Akida early access, I talked about early access really just being a short term thing. Get some feedback and then it'll be generally available. Talked about mobile phone, facial recognition, we continue to improve facial recognition on an ongoing basis. We do really facial classification, we don't do biometric facial recognition. It tends to be less sensitive, the question was, a report about facial recognition really kind of falling down when you get into specific races or gender, or age categories. Because we do classification we don't have that biometric problem, but again we're doing facial classification. We'll dish up the top three matches, weight them and give them scores, and say, "Here's number one, and our number one top accuracy is very, very good." Across all of those dynamics I just mentioned. What is a question about storage 'cause we touched on storage with the quantum announcement. I think I mentioned on our last call that literally the day after the quantum announcement went out we had an inbound from one of the top five storage manufacturers in the world. Top five are HP, IBM, Dell, EMC, Hitachi, I don't know if I said five, but that's the top category.
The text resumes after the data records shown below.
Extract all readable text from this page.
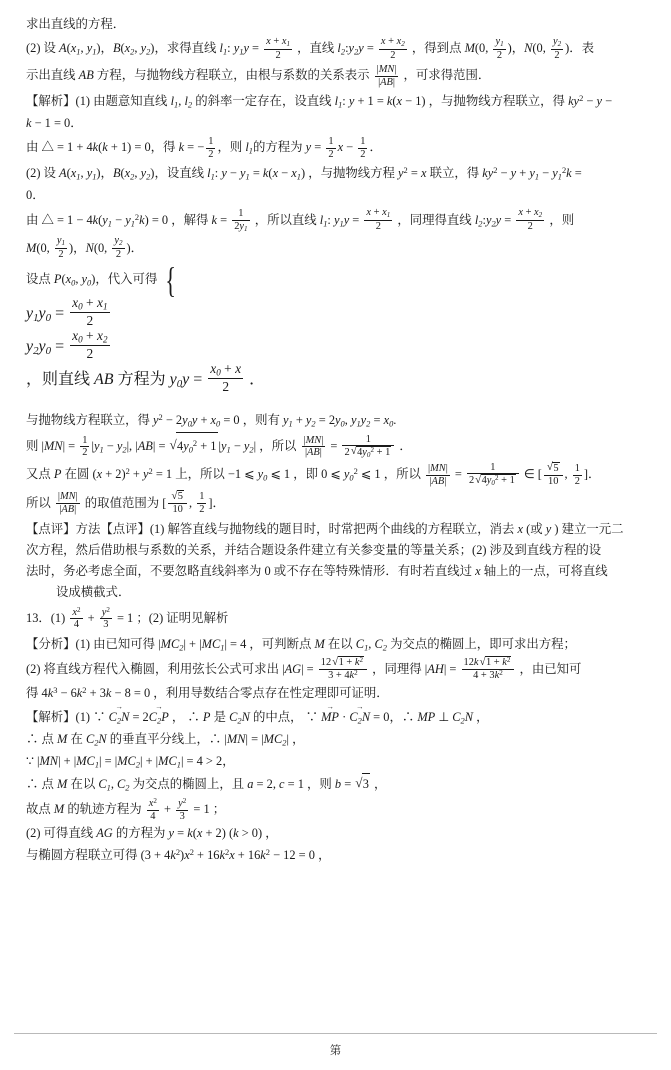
求出直线的方程．

(2) 设 $A(x_1$, $y_1$)，$B(x_2$, $y_2$)，求得直线 $l_1$: $y_1y = \frac{x + x_1}{2}$ ，直线 $l_2:y_2y = \frac{x + x_2}{2}$ ，得到点 M(0, $\frac{y_1}{2}$ )，N(0, $\frac{y_2}{2}$ )．表

示出直线 AB 方程，与抛物线方程联立，由根与系数的关系表示 $\frac{|MN|}{|AB|}$ ，可求得范围．

【解析】(1) 由题意知直线 $l_1$, $l_2$ 的斜率一定存在，设直线 $l_1$: y + 1 = k(x − 1) ，与抛物线方程联立，得 $ky^2 - y$ −

k − 1 = 0．

由 △ = 1 + 4k(k + 1) = 0，得 k = − $\frac{1}{2}$ ，则 $l_1$的方程为 $y = \frac{1}{2}$ $x - \frac{1}{2}$ ．

(2) 设 $A(x_1$, $y_1$)，$B(x_2$, $y_2$)，设直线 $l_1$: $y - y_1 = k(x - x_1)$ ，与抛物线方程 $y^2 = x$ 联立，得 $ky^2 - y + y_1 - y_1^2k$ =

0．

由 △ = $1 - 4k(y_1 - y_1^2k) = 0$ ，解得 $k = \frac{1}{2y_1}$ ，所以直线 $l_1$: $y_1y = \frac{x + x_1}{2}$ ，同理得直线 $l_2:y_2y = \frac{x + x_2}{2}$ ，则

M(0, $\frac{y_1}{2}$ )，N(0, $\frac{y_2}{2}$ )．

设点 $P(x_0$, $y_0$)，代入可得 {

$y_1y_0 = \frac{x_0 + x_1}{2}$
$y_2y_0 = \frac{x_0 + x_2}{2}$
，则直线 AB 方程为 $y_0y = \frac{x_0 + x}{2}$ ．

与抛物线方程联立，得 $y^2 - 2y_0y + x_0 = 0$ ，则有 $y_1 + y_2 = 2y_0$, $y_1y_2 = x_0$.

则 $|MN| = \frac{1}{2} |y_1 - y_2|$, |AB| = √ $4y_0^2 + 1$ $|y_1 - y_2|$ ，所以 $\frac{|MN|}{|AB|} = \frac{1}{2 √ 4y_0^2 + 1}$ ．

又点 P 在圆 $(x + 2)^2 + y^2 = 1$ 上，所以 −1 ⩽ $y_0$ ⩽ 1 ，即 0 ⩽ $y_0^2$ ⩽ 1 ，所以 $\frac{|MN|}{|AB|} = \frac{1}{2 √ 4y_0^2 + 1}$ ∈ [ √ $\frac{5}{10}$ , $\frac{1}{2}$ ]．

所以 $\frac{|MN|}{|AB|}$ 的取值范围为 [ √ $\frac{5}{10}$ , $\frac{1}{2}$ ]．

【点评】方法【点评】(1) 解答直线与抛物线的题目时，时常把两个曲线的方程联立，消去 x (或 y ) 建立一元二

次方程，然后借助根与系数的关系，并结合题设条件建立有关参变量的等量关系；(2) 涉及到直线方程的设

法时，务必考虑全面，不要忽略直线斜率为 0 或不存在等特殊情形．有时若直线过 x 轴上的一点，可将直线

设成横截式．

13．$(1) \frac{x^2}{4} + \frac{y^2}{3} = 1$ ；(2) 证明见解析

【分析】(1) 由已知可得 $|MC_2| + |MC_1| = 4$ ，可判断点 M 在以 $C_1$, $C_2$ 为交点的椭圆上，即可求出方程；

(2) 将直线方程代入椭圆，利用弦长公式可求出 $|AG| = \frac{12 √ 1 + k^2}{3 + 4k^2}$ ，同理得 $|AH| = \frac{12k √ 1 + k^2}{4 + 3k^2}$ ，由已知可

得 $4k^3 - 6k^2 + 3k - 8 = 0$ ，利用导数结合零点存在性定理即可证明．

【解析】(1) ∵ $C_2N$ → = $2C_2P$ → ， ∴ P 是 $C_2N$ 的中点， ∵ MP → · $C_2N$ → = 0，∴ MP ⊥ $C_2N$ ，

∴ 点 M 在 $C_2N$ 的垂直平分线上，∴ $|MN| = |MC_2|$ ，

∵ $|MN| + |MC_1| = |MC_2| + |MC_1| = 4 > 2$，

∴ 点 M 在以 $C_1$, $C_2$ 为交点的椭圆上，且 a = 2, c = 1 ，则 b = √ 3 ，

故点 M 的轨迹方程为 $\frac{x^2}{4} + \frac{y^2}{3} = 1$ ；

(2) 可得直线 AG 的方程为 y = k(x + 2) (k > 0) ，

与椭圆方程联立可得 $(3 + 4k^2)x^2 + 16k^2x + 16k^2 - 12 = 0$ ，

第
So we're having great meetings with one of those top five, they visited our place a number of times. We visited their place a number of times, and we're looking at specific use cases across a wide set of opportunities there. There was a question about a Nasdaq listing, we've spent no time thinking about this since the first couple of quarters after I joined the company. It was a question about, what would the listing requirements be? If recollection serves me well it's a minimum $4 stock price, so you'd see a very large reverse split. $50 million market gap and $10 million in cash, but that's not on our plate for now. We've got so much going on in building a company, we've got a loyal and dedicated, enthusiastic investor base in Australia, which also touches on the last question. Which was, are we contemplating, I guess what we call in Australia consolidation and a reverse split as we term it here in the US. I'll just tell you, the board has had no discussion about that. It's not on our minds right now, the board, the management team, the rank and file are all focused on generating revenue from Brain Chip Studio and Accelerator. Getting Akida to market as quickly as possible.
So that's it from here, I've run a little bit blind, it'd be nice if we had an opportunity to just have an interactive call. But I think I covered most of the questions, if not all, and a good deal of material. So with that I'll sign off and we'll talk to you again in about 90 days. Thank you very much.